My heart has been held captive lately.  I write what I feel, and I have felt a profound sorrow for this last week.  The sorrow of my soul has placed chains upon my fingers. 

There are several reasons why I write here, one of them being that I want to be able to give to my children a part of me that they will be able to remember.  I want that part to be more than just pictures, pieces of my life which are special, often enjoyed alone.

Written moments from solitude are no longer moments of solitude. 

I like that.

I write because I like to write, and I write because people enjoy it. 

I have seen as much horror and sadness as I can watch this week.  I watched, not as a voyeur, but as a parent.

Saturday I stood in the kitchen watching Rachel's funeral broadcast live from Littleton.  My son had just brought a friend home from soccer and they were running around in the house. 

I was busted in the kitchen this day, by a 13-year-old, and his friend, who ran smack dab into a wall of reality that I wish they had not had to see. 

My son was truly taken back. 

His big 'ol dad was standing there crying. 

We have been blessed in this house, no tragedy.  Children's tears of course, over lost games, lost clothes, and such.  But no real first hand look at death or destruction. 

Not for them at least. 

I've had more than my fill, especially when I have gone to funerals for client's kids.  But I have been alone on those times. 

The grief was in his kitchen, and on my face.

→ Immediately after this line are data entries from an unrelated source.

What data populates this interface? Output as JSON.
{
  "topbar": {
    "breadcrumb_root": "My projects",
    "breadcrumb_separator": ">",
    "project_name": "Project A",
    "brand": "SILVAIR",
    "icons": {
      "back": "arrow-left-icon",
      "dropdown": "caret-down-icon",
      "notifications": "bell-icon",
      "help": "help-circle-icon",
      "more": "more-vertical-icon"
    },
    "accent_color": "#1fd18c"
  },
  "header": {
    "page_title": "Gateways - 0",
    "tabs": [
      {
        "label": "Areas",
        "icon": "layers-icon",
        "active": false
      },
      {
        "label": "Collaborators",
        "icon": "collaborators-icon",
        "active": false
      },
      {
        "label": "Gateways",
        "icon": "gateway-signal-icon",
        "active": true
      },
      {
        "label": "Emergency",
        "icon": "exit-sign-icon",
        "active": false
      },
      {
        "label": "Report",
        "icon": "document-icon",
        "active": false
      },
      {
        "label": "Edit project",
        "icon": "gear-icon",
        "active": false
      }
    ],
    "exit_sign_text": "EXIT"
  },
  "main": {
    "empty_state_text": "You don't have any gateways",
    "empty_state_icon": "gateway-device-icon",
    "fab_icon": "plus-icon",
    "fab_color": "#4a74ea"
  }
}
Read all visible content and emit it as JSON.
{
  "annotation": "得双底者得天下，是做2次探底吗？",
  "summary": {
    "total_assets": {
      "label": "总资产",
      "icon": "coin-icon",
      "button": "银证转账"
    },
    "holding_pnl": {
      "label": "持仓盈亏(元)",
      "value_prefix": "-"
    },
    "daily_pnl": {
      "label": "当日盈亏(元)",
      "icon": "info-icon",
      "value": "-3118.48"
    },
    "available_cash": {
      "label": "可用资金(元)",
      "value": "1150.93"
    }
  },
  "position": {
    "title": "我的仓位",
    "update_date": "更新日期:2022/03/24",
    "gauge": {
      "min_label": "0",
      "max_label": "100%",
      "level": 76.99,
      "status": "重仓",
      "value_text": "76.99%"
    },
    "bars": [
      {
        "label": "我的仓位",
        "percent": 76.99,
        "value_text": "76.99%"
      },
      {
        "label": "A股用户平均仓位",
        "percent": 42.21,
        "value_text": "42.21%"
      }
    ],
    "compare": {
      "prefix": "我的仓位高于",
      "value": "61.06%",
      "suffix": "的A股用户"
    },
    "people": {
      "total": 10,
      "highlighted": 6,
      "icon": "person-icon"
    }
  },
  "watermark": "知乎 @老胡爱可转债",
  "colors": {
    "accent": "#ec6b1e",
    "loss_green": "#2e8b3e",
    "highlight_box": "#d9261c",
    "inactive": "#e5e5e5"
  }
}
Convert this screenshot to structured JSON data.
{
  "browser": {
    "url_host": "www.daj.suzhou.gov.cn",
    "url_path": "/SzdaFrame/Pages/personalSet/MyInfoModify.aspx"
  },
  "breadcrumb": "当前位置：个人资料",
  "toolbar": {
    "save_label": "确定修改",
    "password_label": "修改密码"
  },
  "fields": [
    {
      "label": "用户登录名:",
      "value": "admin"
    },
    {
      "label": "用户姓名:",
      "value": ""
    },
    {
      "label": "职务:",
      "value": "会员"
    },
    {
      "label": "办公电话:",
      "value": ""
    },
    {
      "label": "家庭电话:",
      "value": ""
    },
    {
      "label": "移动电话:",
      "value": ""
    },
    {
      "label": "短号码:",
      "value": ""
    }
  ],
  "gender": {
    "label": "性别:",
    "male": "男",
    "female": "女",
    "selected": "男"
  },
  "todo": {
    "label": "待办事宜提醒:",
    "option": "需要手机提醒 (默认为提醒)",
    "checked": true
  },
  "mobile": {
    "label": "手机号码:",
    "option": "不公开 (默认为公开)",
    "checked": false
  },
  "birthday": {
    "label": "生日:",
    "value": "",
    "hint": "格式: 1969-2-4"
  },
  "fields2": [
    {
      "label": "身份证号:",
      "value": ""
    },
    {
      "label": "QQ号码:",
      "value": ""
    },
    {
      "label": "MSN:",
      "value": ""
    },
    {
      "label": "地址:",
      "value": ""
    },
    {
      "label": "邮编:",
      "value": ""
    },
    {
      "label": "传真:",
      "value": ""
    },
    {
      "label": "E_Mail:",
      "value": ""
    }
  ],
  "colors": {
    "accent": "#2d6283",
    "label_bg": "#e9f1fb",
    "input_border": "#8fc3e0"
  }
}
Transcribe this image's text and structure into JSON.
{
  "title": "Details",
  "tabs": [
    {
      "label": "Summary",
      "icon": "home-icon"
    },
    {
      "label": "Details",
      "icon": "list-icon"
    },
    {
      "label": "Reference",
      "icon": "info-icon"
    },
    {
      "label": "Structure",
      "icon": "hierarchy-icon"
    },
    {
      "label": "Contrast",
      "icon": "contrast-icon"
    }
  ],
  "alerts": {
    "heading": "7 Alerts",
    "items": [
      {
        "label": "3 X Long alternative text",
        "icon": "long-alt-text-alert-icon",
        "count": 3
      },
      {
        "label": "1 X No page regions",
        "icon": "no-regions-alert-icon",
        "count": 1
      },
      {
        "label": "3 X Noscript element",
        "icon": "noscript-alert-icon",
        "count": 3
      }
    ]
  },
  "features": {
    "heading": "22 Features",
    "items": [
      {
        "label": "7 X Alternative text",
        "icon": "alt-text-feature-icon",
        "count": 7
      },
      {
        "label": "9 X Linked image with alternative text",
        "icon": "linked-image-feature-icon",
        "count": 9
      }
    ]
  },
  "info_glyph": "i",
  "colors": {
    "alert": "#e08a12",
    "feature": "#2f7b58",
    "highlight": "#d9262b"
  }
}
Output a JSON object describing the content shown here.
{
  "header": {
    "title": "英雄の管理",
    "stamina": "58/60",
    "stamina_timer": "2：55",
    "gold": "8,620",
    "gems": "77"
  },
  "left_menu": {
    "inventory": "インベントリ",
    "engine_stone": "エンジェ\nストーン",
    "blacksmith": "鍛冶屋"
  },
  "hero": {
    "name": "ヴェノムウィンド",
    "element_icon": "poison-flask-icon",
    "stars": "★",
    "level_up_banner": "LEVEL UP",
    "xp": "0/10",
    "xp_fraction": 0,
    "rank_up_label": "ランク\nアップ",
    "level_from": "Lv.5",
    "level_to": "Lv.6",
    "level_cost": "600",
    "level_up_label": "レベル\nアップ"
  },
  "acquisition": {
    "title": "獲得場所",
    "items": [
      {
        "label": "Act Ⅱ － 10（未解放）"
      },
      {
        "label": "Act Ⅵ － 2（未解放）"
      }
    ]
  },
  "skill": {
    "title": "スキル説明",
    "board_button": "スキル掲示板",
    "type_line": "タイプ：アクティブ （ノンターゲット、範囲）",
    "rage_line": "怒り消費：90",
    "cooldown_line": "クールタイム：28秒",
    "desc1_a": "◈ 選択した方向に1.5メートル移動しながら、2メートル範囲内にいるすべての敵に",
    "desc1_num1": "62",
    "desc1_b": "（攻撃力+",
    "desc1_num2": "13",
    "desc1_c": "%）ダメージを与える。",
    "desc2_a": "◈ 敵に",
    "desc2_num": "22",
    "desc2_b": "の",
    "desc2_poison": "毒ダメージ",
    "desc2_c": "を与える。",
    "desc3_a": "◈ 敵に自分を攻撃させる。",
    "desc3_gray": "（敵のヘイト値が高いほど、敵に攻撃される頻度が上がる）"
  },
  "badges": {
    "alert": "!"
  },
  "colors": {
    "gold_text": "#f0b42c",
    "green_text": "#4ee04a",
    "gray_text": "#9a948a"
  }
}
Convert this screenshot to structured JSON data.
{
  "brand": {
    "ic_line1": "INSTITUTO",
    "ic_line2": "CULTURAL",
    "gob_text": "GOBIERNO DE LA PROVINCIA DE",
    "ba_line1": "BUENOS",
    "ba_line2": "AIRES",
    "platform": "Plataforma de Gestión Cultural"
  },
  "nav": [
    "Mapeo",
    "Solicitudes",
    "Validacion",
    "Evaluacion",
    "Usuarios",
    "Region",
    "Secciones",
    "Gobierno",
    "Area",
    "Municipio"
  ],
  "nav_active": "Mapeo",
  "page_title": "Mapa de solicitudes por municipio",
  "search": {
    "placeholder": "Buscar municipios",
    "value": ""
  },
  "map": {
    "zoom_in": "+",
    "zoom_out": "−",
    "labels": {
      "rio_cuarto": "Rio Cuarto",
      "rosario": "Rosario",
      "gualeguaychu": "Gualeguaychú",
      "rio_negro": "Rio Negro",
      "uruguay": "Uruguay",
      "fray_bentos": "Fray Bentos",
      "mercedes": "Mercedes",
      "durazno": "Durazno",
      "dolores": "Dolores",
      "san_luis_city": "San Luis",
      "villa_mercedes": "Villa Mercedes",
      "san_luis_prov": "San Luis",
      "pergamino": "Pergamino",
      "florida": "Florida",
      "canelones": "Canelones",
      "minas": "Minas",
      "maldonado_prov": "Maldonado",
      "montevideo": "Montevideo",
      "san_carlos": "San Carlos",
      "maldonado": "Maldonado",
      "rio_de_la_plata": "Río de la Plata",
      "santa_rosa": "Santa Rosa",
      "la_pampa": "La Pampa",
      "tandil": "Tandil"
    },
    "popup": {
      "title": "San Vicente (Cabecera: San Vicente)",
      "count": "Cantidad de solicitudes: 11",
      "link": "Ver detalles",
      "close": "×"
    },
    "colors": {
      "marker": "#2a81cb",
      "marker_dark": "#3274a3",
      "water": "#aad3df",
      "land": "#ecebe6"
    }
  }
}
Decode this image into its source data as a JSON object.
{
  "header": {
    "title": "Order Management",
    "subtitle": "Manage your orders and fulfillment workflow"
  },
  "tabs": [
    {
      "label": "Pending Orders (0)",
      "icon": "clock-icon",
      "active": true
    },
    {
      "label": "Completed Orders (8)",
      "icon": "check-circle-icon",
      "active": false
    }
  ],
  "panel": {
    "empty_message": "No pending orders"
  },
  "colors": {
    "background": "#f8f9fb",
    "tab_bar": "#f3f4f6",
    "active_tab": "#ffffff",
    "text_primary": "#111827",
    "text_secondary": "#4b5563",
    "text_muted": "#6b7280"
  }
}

I am truly ashamed that my 13-year-old had to watch grief come into his kitchen, because of other children having gone mad, a thousand miles away.

In the last couple of days they have also reminded me that they see lit candles. 

Tonight before I parked my car in the garage, I stopped and got out to check out the artwork on my driveway.  The middle child, the one with golden hair, had drawn all over the driveway.

DAD it said, in 3-foot tall letters.

There were two mountains drawn in chalk, covered with evergreen trees.  On the Left side of the driveway in bright orange and pink chalk   MOUNTAINS ---->

Underneath the mountains, a second set, with a giant sun and a rainbow of color.  Underneath, just to be sure I saw, was SUNSET.

Go figure.  Just the night before at a baseball game, my son was waving frantically at me from the dugout.  Finally I saw him.  He wanted to take his warm-up jacket off of me, he had gotten cold. 

On the way home he said.  "I looked out there and saw you staring at the sky and I wondered what in the world you were watching.  Then I saw the moon.  Then I saw you staring at the sunset.  I hope this summer that I can see the green ray.

I hope so too.

Verne says, it is the green of paradise. 

We sure can use a bit of that these days.